Model governance has become crucial for institutions aiming to mitigate risks and ensure regulatory compliance in today’s rapidly evolving financial landscape. It encompasses the framework, processes and practices that financial institutions employ to manage the lifecycle of models, ensuring they align with organizational objectives and regulatory requirements.
Understanding model governance
Model governance in banking is the structured approach to managing multiple compliance models. These models typically consist of three key components: information inputs (data and assumptions), processing (calculations and theories) and reporting (outputs). An effective modeling system can support better decision-making within your organization with reliable model outputs. Leveraging these accurate and reliable models will allow you to allocate resources efficiently, adapt to changes and gain a competitive advantage.

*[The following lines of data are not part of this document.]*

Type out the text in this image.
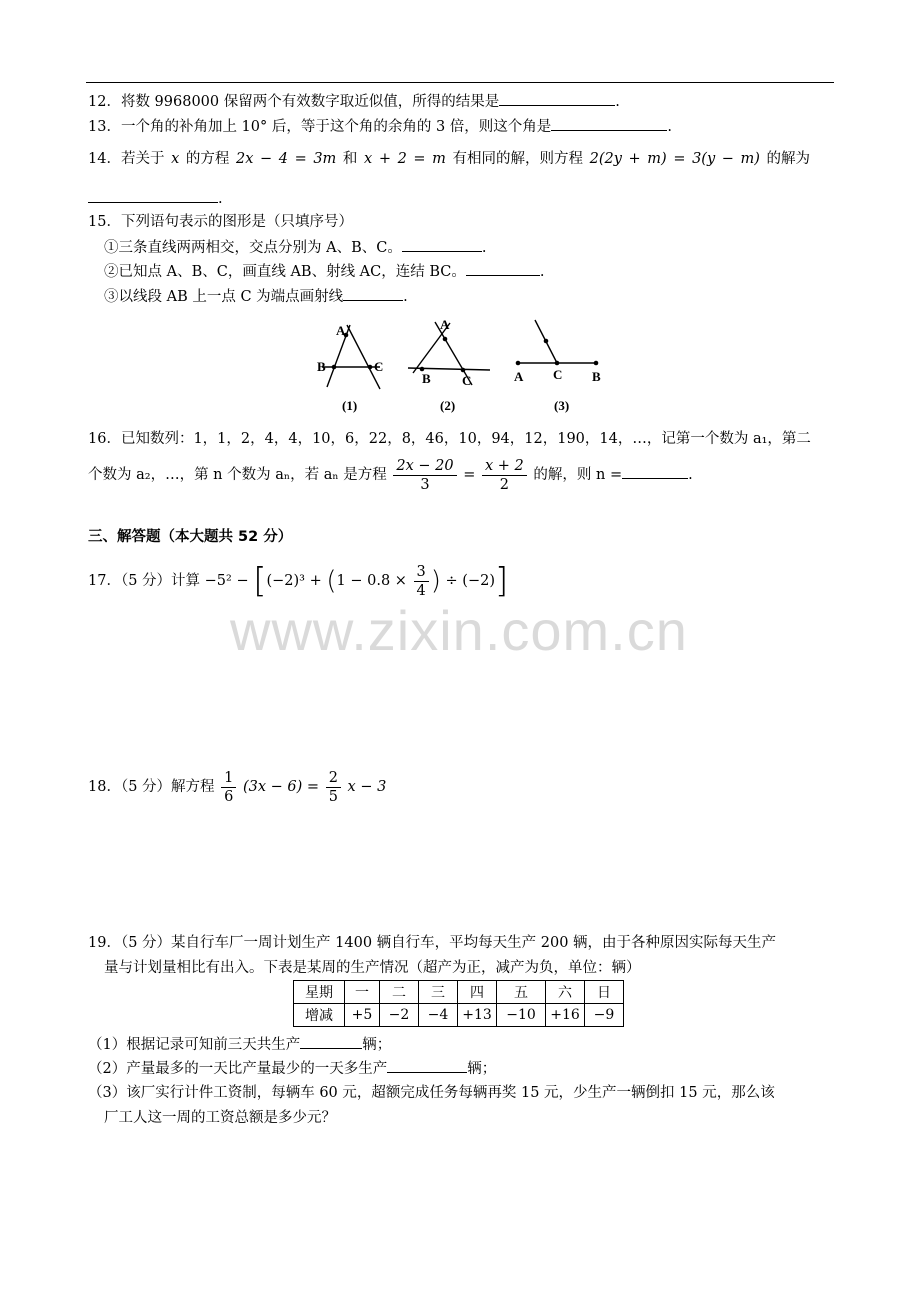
12．将数 9968000 保留两个有效数字取近似值，所得的结果是	.
13．一个角的补角加上 10° 后，等于这个角的余角的 3 倍，则这个角是	.
14．若关于 x 的方程 2x − 4 = 3m 和 x + 2 = m 有相同的解，则方程 2(2y + m) = 3(y − m) 的解为
.
15．下列语句表示的图形是（只填序号）
①三条直线两两相交，交点分别为 A、B、C。	.
②已知点 A、B、C，画直线 AB、射线 AC，连结 BC。	.
③以线段 AB 上一点 C 为端点画射线	.
A
B	C
(1)
A
B C
(2)
A C B
(3)
16．已知数列：1，1，2，4，4，10，6，22，8，46，10，94，12，190，14，…，记第一个数为 a₁，第二
个数为 a₂，…，第 n 个数为 aₙ，若 aₙ 是方程 $\frac{2x - 20}{3} = \frac{x + 2}{2}$ 的解，则 n =	.
三、解答题（本大题共 52 分）
17．（5 分）计算 $-5^2 - [(-2)^3 + (1 - 0.8 \times \frac{3}{4}$ ) ÷ (−2)]
www.zixin.com.cn
18．（5 分）解方程 $\frac{1}{6} (3x - 6) = \frac{2}{5}$ x − 3
19．（5 分）某自行车厂一周计划生产 1400 辆自行车，平均每天生产 200 辆，由于各种原因实际每天生产
量与计划量相比有出入。下表是某周的生产情况（超产为正，减产为负，单位：辆）
星期	一	二	三	四	五	六	日
增减	+5	−2	−4	+13	−10	+16	−9
（1）根据记录可知前三天共生产	辆；
（2）产量最多的一天比产量最少的一天多生产	辆；
（3）该厂实行计件工资制，每辆车 60 元，超额完成任务每辆再奖 15 元，少生产一辆倒扣 15 元，那么该
厂工人这一周的工资总额是多少元？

Effective model governance involves multiple stakeholders across the institution:
- Model owners: Typically, in the first line of business, they are responsible for owning the risk and documenting models.
- Risk department: Provides oversight and effective challenge to model owners.
- Information technology (IT) department: Ensures data completeness and accuracy, often integrating models with core systems.
- Audit (Third line): Provides oversight and audits the model risk management program.
Financial institutions must adhere to guidance from regulatory bodies such as the Office of the Comptroller of the Currency (OCC) and the Federal Deposit Insurance Corporation (FDIC). These regulators provide frameworks and guidelines to ensure institutions manage model risks effectively and maintain compliance. Regularly reviewing and comparing policies and procedures against regulatory guidance is essential for maintaining compliance.